A vertical flow (downflow) reed bed is a sealed, gravel filled trench with reeds growing in it. The reeds in a downflow system are planted in a bed 60cm deep. In vertical flow reed beds, the wastewater is applied to the top of the reed bed, flows down through a rhizome zone with sludge as a substrate, then through a root zone with sand as a substrate, followed by a layer of gravel for drainage, and is collected in an under drainage system of large stones.
The effluent flows onto the surface of the bed and percolates slowly through the different layers into an outlet pipe, which leads to a horizontal flow bed where it is cleaned by millions of bacteria, algae, fungi, and microorganisms that digest the waste, including sewage. There is no standing water so there should be no unpleasant smells.
Vertical flow reed bed systems are much more effective than horizontal flow reedbeds not only in reducing biochemical oxygen demanded (BOD) and suspended solids (SS) levels but also in reducing ammonia levels and eliminating smells. Usually considerably smaller than horizontal flow beds, they are capable of handling muc stronger effluents which contain heavily polluted matters and have a longer lifetime value. A vertical reed bed system works more efficiently than a horizontal reed bed system, but it requires more management, and its reed beds are often operated for a few days then rested, so several beds and a distribution system are needed.
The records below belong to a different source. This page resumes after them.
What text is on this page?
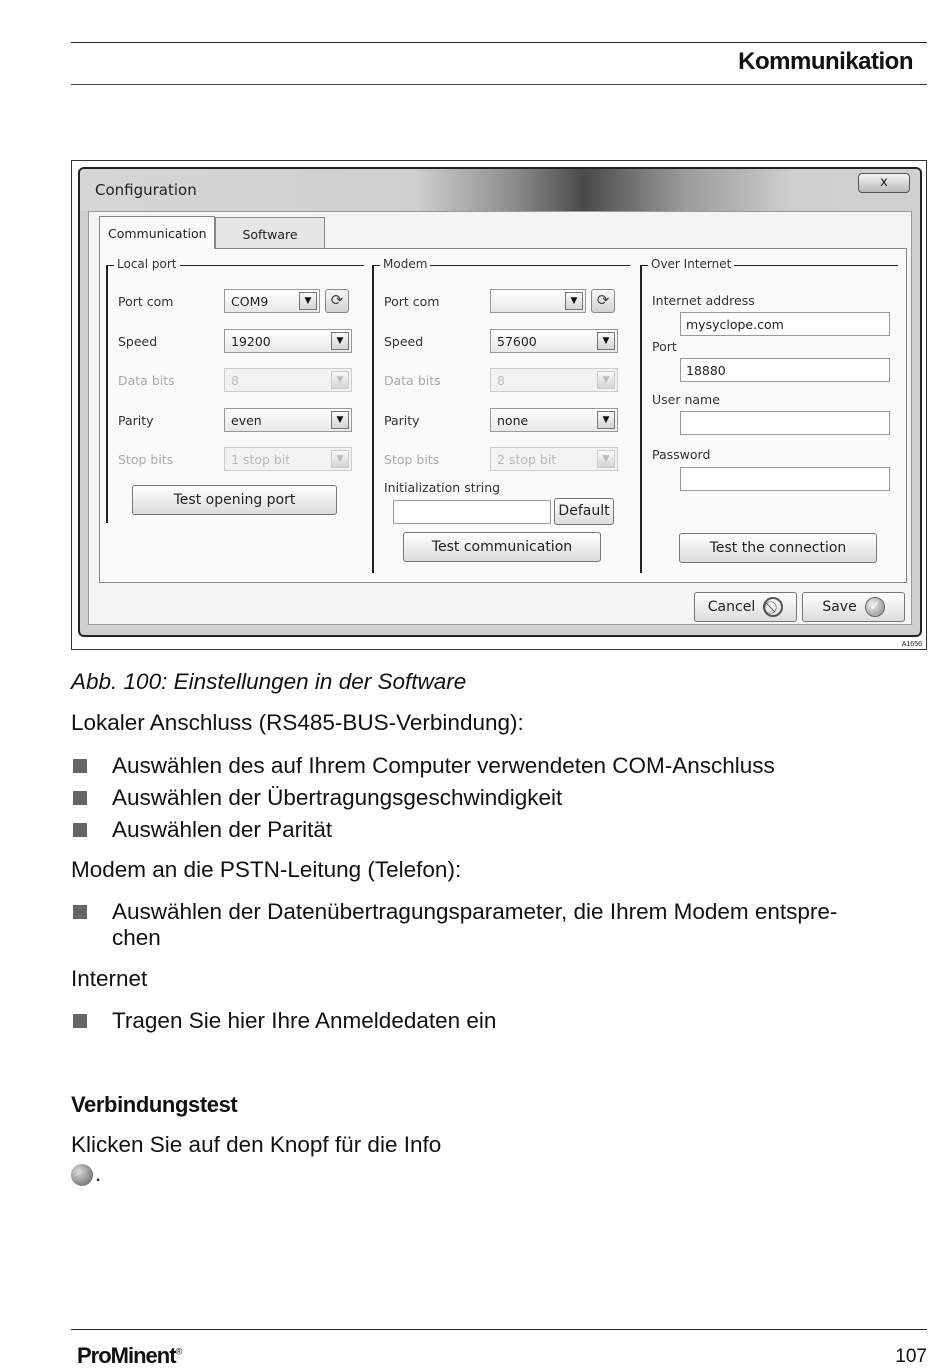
Kommunikation
Configuration	x
Communication	Software
Local port
Port com	COM9	▼	⟳
Speed	19200	▼
Data bits	8	▼
Parity	even	▼
Stop bits	1 stop bit	▼
Test opening port
Modem
Port com	▼	⟳
Speed	57600	▼
Data bits	8	▼
Parity	none	▼
Stop bits	2 stop bit	▼
Initialization string
Default
Test communication
Over Internet
Internet address
mysyclope.com
Port
18880
User name
Password
Test the connection
Cancel	Save ✓
A1656
Abb. 100: Einstellungen in der Software
Lokaler Anschluss (RS485-BUS-Verbindung):
Auswählen des auf Ihrem Computer verwendeten COM-Anschluss
Auswählen der Übertragungsgeschwindigkeit
Auswählen der Parität
Modem an die PSTN-Leitung (Telefon):
Auswählen der Datenübertragungsparameter, die Ihrem Modem entspre-
chen
Internet
Tragen Sie hier Ihre Anmeldedaten ein
Verbindungstest
Klicken Sie auf den Knopf für die Info
.
ProMinent®	107
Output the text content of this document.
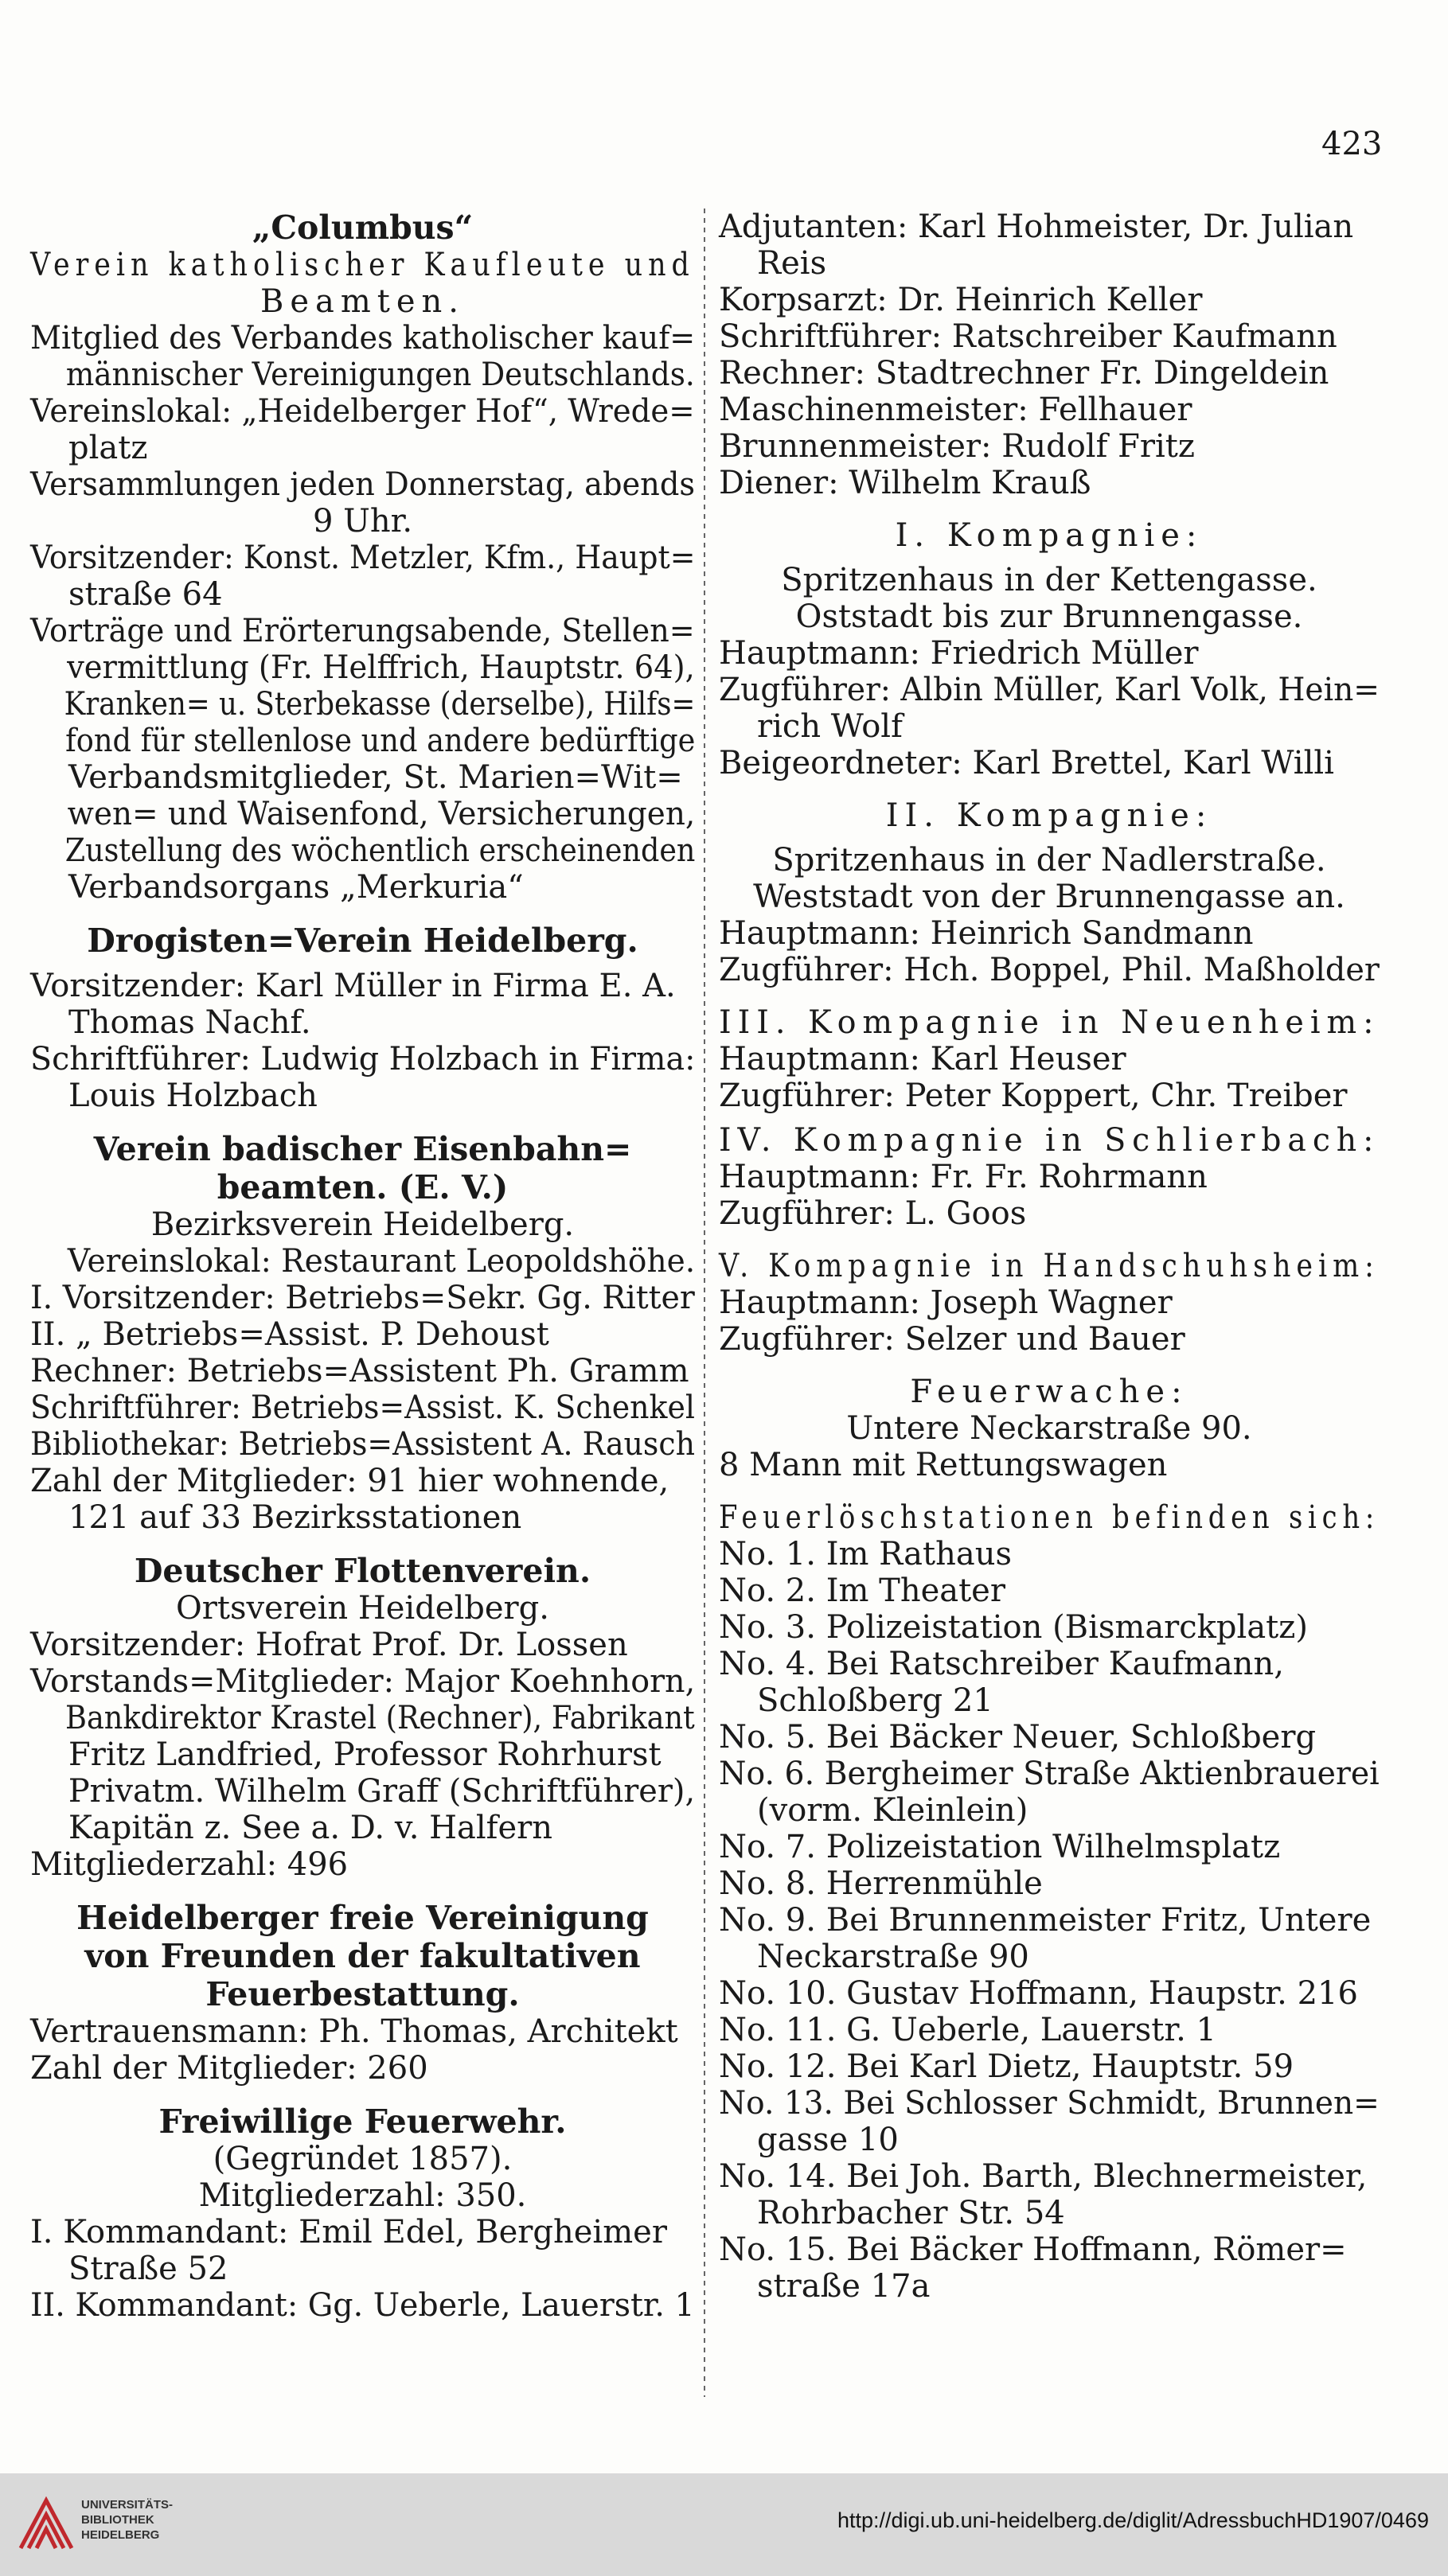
423
„Columbus“
Verein katholischer Kaufleute und
Beamten.
Mitglied des Verbandes katholischer kauf=
männischer Vereinigungen Deutschlands.
Vereinslokal: „Heidelberger Hof“, Wrede=
platz
Versammlungen jeden Donnerstag, abends
9 Uhr.
Vorsitzender: Konst. Metzler, Kfm., Haupt=
straße 64
Vorträge und Erörterungsabende, Stellen=
vermittlung (Fr. Helffrich, Hauptstr. 64),
Kranken= u. Sterbekasse (derselbe), Hilfs=
fond für stellenlose und andere bedürftige
Verbandsmitglieder, St. Marien=Wit=
wen= und Waisenfond, Versicherungen,
Zustellung des wöchentlich erscheinenden
Verbandsorgans „Merkuria“
Drogisten=Verein Heidelberg.
Vorsitzender: Karl Müller in Firma E. A.
Thomas Nachf.
Schriftführer: Ludwig Holzbach in Firma:
Louis Holzbach
Verein badischer Eisenbahn=
beamten. (E. V.)
Bezirksverein Heidelberg.
Vereinslokal: Restaurant Leopoldshöhe.
I. Vorsitzender: Betriebs=Sekr. Gg. Ritter
II. „ Betriebs=Assist. P. Dehoust
Rechner: Betriebs=Assistent Ph. Gramm
Schriftführer: Betriebs=Assist. K. Schenkel
Bibliothekar: Betriebs=Assistent A. Rausch
Zahl der Mitglieder: 91 hier wohnende,
121 auf 33 Bezirksstationen
Deutscher Flottenverein.
Ortsverein Heidelberg.
Vorsitzender: Hofrat Prof. Dr. Lossen
Vorstands=Mitglieder: Major Koehnhorn,
Bankdirektor Krastel (Rechner), Fabrikant
Fritz Landfried, Professor Rohrhurst
Privatm. Wilhelm Graff (Schriftführer),
Kapitän z. See a. D. v. Halfern
Mitgliederzahl: 496
Heidelberger freie Vereinigung
von Freunden der fakultativen
Feuerbestattung.
Vertrauensmann: Ph. Thomas, Architekt
Zahl der Mitglieder: 260
Freiwillige Feuerwehr.
(Gegründet 1857).
Mitgliederzahl: 350.
I. Kommandant: Emil Edel, Bergheimer
Straße 52
II. Kommandant: Gg. Ueberle, Lauerstr. 1
Adjutanten: Karl Hohmeister, Dr. Julian
Reis
Korpsarzt: Dr. Heinrich Keller
Schriftführer: Ratschreiber Kaufmann
Rechner: Stadtrechner Fr. Dingeldein
Maschinenmeister: Fellhauer
Brunnenmeister: Rudolf Fritz
Diener: Wilhelm Krauß
I. Kompagnie:
Spritzenhaus in der Kettengasse.
Oststadt bis zur Brunnengasse.
Hauptmann: Friedrich Müller
Zugführer: Albin Müller, Karl Volk, Hein=
rich Wolf
Beigeordneter: Karl Brettel, Karl Willi
II. Kompagnie:
Spritzenhaus in der Nadlerstraße.
Weststadt von der Brunnengasse an.
Hauptmann: Heinrich Sandmann
Zugführer: Hch. Boppel, Phil. Maßholder
III. Kompagnie in Neuenheim:
Hauptmann: Karl Heuser
Zugführer: Peter Koppert, Chr. Treiber
IV. Kompagnie in Schlierbach:
Hauptmann: Fr. Fr. Rohrmann
Zugführer: L. Goos
V. Kompagnie in Handschuhsheim:
Hauptmann: Joseph Wagner
Zugführer: Selzer und Bauer
Feuerwache:
Untere Neckarstraße 90.
8 Mann mit Rettungswagen
Feuerlöschstationen befinden sich:
No. 1. Im Rathaus
No. 2. Im Theater
No. 3. Polizeistation (Bismarckplatz)
No. 4. Bei Ratschreiber Kaufmann,
Schloßberg 21
No. 5. Bei Bäcker Neuer, Schloßberg
No. 6. Bergheimer Straße Aktienbrauerei
(vorm. Kleinlein)
No. 7. Polizeistation Wilhelmsplatz
No. 8. Herrenmühle
No. 9. Bei Brunnenmeister Fritz, Untere
Neckarstraße 90
No. 10. Gustav Hoffmann, Haupstr. 216
No. 11. G. Ueberle, Lauerstr. 1
No. 12. Bei Karl Dietz, Hauptstr. 59
No. 13. Bei Schlosser Schmidt, Brunnen=
gasse 10
No. 14. Bei Joh. Barth, Blechnermeister,
Rohrbacher Str. 54
No. 15. Bei Bäcker Hoffmann, Römer=
straße 17a
UNIVERSITÄTS-
BIBLIOTHEK
HEIDELBERG
http://digi.ub.uni-heidelberg.de/diglit/AdressbuchHD1907/0469
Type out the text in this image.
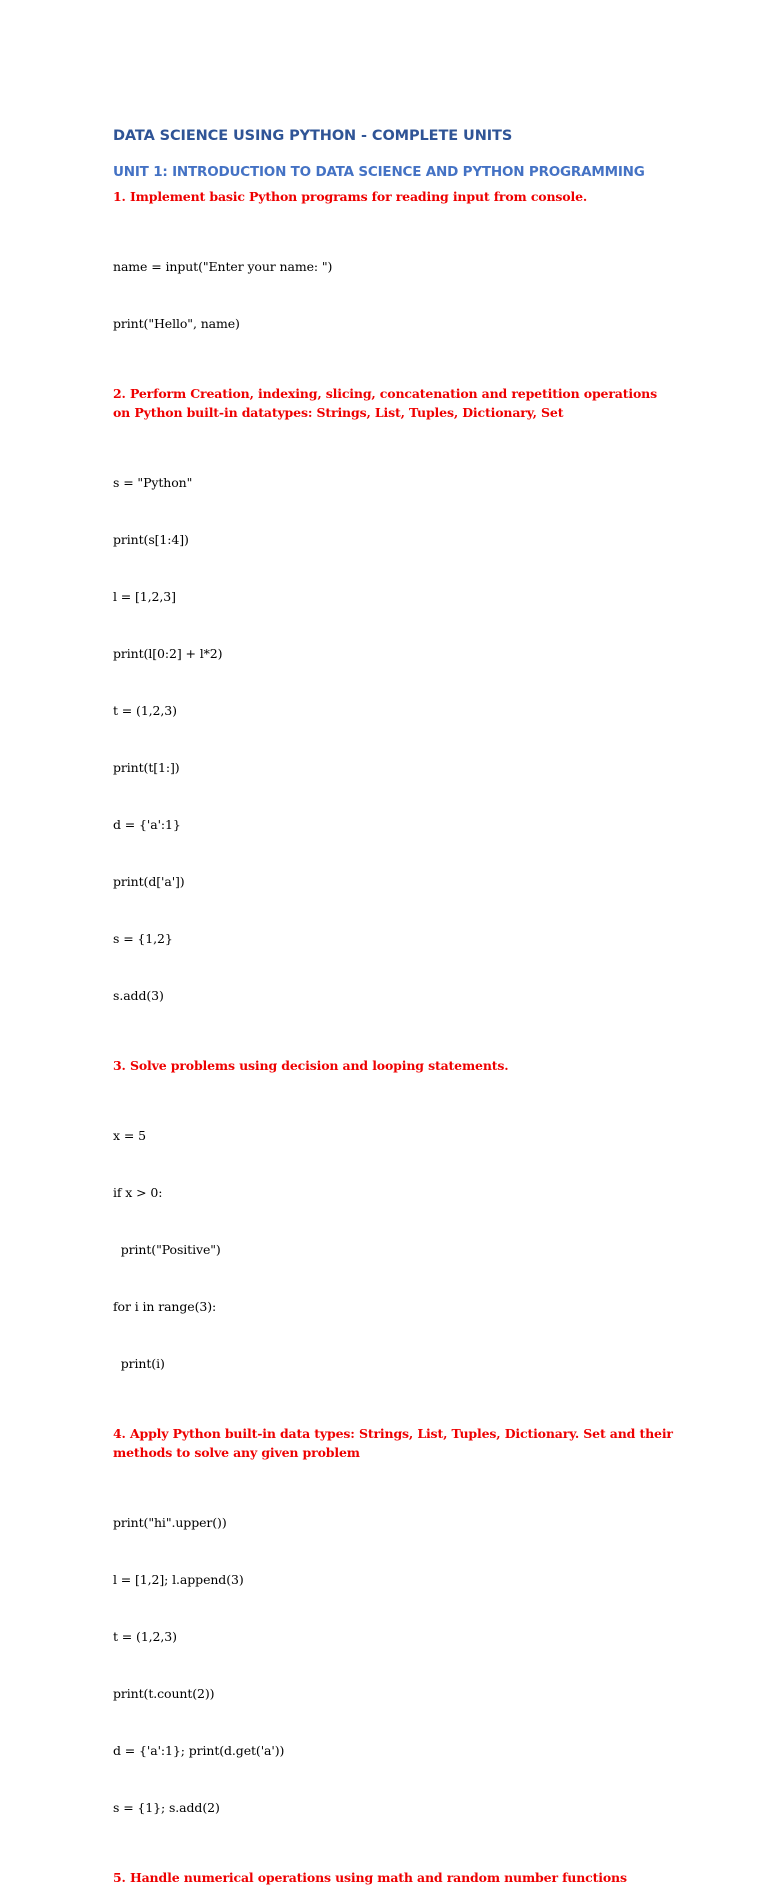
DATA SCIENCE USING PYTHON - COMPLETE UNITS
UNIT 1: INTRODUCTION TO DATA SCIENCE AND PYTHON PROGRAMMING

1. Implement basic Python programs for reading input from console.

name = input("Enter your name: ")

print("Hello", name)

2. Perform Creation, indexing, slicing, concatenation and repetition operations on Python built-in datatypes: Strings, List, Tuples, Dictionary, Set

s = "Python"

print(s[1:4])

l = [1,2,3]

print(l[0:2] + l*2)

t = (1,2,3)

print(t[1:])

d = {'a':1}

print(d['a'])

s = {1,2}

s.add(3)

3. Solve problems using decision and looping statements.

x = 5

if x > 0:

print("Positive")

for i in range(3):

print(i)

4. Apply Python built-in data types: Strings, List, Tuples, Dictionary. Set and their methods to solve any given problem

print("hi".upper())

l = [1,2]; l.append(3)

t = (1,2,3)

print(t.count(2))

d = {'a':1}; print(d.get('a'))

s = {1}; s.add(2)

5. Handle numerical operations using math and random number functions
The natural way of water purification has many advantages over the conventional mechanism. The natural way requires less expenditure for installation, operation and maintenance. Besides, it looks attractive and can improve the surrounding landscape. Reed beds are natural habitats found in floodplains, waterlogged depressions and estuaries. The natural bed systems are a biologically proved, an environmentally friendly and visually unobtrusive way of treating wastewater, and have the extra virtue of frequently being better than mechanical wastewater treatment systems.
Over the medium to long term reed bed systems are, in most cases, more cost effective to install than any other wastewater treatment. They are naturally environmentally sound protecting groundwater, dams, creeks, rivers and estuaries.